Multi-hormonal closed-loop systems with the addition of pramlintide and/or glucagon would be interesting options to investigate for postprandial exercise. Pramlintide is an analogue of amylin that is co-secreted with insulin to delay gastric emptying and prevent postprandial hyperglycaemia but is deficient in type 1 diabetes. Pramlintide has been shown to improve postprandial glucose control in dual-hormone closed-loop systems, but its efficacy has not been assessed during postprandial exercise [36, 37]. The beneficial effect of glucagon addition to closed-loop systems was shown during physical activity but has been mainly tested in post-absorptive exercise [6]. Both of these hormones might have a role in fine-tuning the balance between hyper- and hypoglycaemia in postprandial exercise.

The study had some limitations. It was conducted in a controlled setting with one testing per strategy; therefore, confirming the validity of the proposed approaches should be replicated in outpatient trials and during several exercise sessions. The closed-loop control was applied an hour before each intervention; one could argue that longer closed-loop use (≥24 h) might have brought participants to better control prior to the exercise intervention, but this would have made the study very burdensome to the participants (staying in the testing centre for a long time with an overnight stay). It is noteworthy that the participants were all using CSII and were relatively well controlled, with a mean HbA1c that was close to the recommended target (56 mmol/mol; 7.3%). Intravenous glucose was used to correct hypoglycaemia events because the use of a face mask might not reflect the use of oral glucose in real-life settings. The lowest recommended dose for hypoglycaemia correction is 15 g using oral glucose and 10 g using i.v. dextrose [38]; hence, we chose the latter in our study. The type of exercise and its duration, intensity and timing are all factors that significantly influence blood glucose, so the proposed strategies of this study and other approaches would need to be tested in other exercise settings. Nevertheless, we started by testing a frequently chosen type of exercise (continuous exercise at moderate intensity) in type 1 diabetes and we picked convenient timing for most individuals (around 90 min would be needed on average to avoid exercising on a full stomach, and/or to reach a sports facility). The proposed strategy (A-RB) should be tested in multiple situations to ensure its applicability. On the other hand, the main strength of our trial is that it explored a clinical need under controlled conditions with a large number of participants and comparison of three scenarios.

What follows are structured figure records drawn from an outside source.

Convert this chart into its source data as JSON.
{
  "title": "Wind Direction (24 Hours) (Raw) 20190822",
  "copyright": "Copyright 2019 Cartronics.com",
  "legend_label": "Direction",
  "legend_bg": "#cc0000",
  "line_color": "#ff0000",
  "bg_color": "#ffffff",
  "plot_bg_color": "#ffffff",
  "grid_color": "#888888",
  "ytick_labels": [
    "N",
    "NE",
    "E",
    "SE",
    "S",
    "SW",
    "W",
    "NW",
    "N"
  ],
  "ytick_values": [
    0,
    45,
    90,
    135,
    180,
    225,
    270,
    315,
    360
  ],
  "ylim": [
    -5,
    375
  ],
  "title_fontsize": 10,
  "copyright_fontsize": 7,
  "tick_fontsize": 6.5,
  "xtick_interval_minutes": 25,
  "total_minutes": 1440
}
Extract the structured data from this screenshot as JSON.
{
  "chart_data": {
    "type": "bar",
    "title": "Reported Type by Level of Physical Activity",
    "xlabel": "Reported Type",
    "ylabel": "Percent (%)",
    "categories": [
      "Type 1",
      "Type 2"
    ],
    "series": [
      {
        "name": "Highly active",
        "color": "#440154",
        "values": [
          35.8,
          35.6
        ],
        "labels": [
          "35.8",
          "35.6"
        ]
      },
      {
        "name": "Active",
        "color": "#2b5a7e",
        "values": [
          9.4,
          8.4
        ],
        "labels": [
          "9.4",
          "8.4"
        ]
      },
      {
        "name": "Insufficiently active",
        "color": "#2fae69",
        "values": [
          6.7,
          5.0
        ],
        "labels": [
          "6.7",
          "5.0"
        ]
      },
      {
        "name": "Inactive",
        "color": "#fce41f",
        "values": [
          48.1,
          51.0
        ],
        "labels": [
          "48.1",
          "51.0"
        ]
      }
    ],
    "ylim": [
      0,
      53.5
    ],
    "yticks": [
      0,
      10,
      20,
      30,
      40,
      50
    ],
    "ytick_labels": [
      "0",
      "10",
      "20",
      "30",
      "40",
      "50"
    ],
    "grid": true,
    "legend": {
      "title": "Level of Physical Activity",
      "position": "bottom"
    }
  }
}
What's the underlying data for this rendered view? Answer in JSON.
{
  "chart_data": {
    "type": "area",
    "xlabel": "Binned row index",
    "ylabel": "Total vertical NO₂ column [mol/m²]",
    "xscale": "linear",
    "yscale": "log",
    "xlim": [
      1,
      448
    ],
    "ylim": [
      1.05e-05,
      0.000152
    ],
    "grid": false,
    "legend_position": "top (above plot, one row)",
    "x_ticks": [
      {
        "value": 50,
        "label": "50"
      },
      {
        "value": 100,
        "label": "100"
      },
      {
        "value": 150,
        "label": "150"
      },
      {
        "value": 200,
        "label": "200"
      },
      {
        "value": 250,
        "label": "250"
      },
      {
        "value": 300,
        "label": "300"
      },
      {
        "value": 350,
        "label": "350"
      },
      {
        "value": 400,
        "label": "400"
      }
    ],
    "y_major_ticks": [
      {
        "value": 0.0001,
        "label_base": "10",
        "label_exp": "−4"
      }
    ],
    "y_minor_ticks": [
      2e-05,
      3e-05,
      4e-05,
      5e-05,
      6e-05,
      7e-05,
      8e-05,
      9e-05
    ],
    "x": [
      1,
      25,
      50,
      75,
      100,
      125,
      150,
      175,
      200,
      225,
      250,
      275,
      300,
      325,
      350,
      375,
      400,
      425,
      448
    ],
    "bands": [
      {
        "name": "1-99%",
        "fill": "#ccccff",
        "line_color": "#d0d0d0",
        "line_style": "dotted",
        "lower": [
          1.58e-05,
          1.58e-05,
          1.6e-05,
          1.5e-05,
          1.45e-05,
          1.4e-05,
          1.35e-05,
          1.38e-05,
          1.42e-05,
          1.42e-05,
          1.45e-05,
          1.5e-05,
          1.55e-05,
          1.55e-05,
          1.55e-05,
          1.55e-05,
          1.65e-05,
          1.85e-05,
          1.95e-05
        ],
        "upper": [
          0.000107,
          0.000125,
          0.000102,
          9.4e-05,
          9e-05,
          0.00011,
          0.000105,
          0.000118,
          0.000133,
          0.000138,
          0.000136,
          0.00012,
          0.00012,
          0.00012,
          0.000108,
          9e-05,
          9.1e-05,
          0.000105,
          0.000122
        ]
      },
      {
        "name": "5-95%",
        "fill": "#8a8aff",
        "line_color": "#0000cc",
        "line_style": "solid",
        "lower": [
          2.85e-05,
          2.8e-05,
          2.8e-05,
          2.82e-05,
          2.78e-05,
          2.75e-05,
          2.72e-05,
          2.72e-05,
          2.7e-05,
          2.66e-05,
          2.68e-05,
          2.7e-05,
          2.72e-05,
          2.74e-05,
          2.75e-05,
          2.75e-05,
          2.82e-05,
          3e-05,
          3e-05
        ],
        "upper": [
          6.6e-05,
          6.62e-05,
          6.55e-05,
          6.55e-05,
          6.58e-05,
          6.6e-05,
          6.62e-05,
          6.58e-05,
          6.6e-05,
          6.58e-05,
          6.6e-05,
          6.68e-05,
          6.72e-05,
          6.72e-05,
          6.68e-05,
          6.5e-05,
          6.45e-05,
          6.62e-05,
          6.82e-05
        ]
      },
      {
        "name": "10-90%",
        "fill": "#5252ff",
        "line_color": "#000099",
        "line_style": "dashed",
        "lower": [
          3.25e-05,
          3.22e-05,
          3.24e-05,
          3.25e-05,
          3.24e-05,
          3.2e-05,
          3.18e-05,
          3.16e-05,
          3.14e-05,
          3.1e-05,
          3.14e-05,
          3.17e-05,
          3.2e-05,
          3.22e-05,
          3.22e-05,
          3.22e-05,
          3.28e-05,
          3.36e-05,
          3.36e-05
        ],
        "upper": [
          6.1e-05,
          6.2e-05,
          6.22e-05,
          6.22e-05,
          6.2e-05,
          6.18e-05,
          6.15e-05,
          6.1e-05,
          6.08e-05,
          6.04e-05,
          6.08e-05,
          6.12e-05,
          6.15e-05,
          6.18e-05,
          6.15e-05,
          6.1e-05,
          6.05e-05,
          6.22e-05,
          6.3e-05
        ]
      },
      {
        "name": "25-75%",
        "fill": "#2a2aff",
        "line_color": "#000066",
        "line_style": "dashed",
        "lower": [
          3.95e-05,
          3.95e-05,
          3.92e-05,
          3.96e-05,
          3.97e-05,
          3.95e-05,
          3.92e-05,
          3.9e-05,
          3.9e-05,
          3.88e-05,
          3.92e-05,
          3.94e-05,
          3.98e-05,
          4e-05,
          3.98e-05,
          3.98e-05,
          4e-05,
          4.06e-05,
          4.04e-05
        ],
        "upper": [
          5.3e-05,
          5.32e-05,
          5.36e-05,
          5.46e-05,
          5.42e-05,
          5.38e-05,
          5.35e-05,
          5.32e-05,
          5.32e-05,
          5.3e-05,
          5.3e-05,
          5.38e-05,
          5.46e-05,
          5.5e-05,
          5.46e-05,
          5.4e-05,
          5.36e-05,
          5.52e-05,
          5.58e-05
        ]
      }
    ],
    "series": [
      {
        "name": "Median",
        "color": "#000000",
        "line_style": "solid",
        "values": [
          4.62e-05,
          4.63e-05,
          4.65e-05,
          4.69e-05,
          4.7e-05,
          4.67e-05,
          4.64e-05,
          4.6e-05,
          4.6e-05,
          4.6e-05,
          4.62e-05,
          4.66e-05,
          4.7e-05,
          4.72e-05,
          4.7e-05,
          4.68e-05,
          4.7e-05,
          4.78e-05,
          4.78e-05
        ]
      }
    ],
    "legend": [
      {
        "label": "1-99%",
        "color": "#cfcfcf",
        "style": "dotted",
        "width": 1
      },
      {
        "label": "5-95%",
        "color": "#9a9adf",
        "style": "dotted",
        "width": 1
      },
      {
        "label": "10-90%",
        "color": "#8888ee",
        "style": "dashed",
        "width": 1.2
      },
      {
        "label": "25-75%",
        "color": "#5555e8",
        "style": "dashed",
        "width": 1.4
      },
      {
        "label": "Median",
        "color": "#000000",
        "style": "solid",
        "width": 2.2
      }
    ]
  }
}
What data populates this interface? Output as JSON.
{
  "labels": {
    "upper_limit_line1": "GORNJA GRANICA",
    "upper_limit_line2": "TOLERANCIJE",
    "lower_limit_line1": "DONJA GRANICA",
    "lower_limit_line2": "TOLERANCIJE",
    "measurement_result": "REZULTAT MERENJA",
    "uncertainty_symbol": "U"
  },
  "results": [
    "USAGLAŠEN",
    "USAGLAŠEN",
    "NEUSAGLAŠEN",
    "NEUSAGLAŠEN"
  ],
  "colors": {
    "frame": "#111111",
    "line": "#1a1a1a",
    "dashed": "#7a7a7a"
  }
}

In conclusion, in the context of moderate-intensity, continuous postprandial exercise undertaken 90 min after a meal, A-RB was superior in reducing the time spent in hypoglycaemia compared with the two other strategies. This approach was, however, associated with some increase in the time spent in hyperglycaemia during the exercise session. In the future, we plan to test whether the amount of reduction in meal bolus should be guided by the pre-meal blood glucose level, to mitigate the increased hyperglycaemia seen in our study. Future more advanced algorithms and/or multi-hormonal approaches could also be required to achieve the goal of preventing hypoglycaemia without inducing transient hyperglycaemia.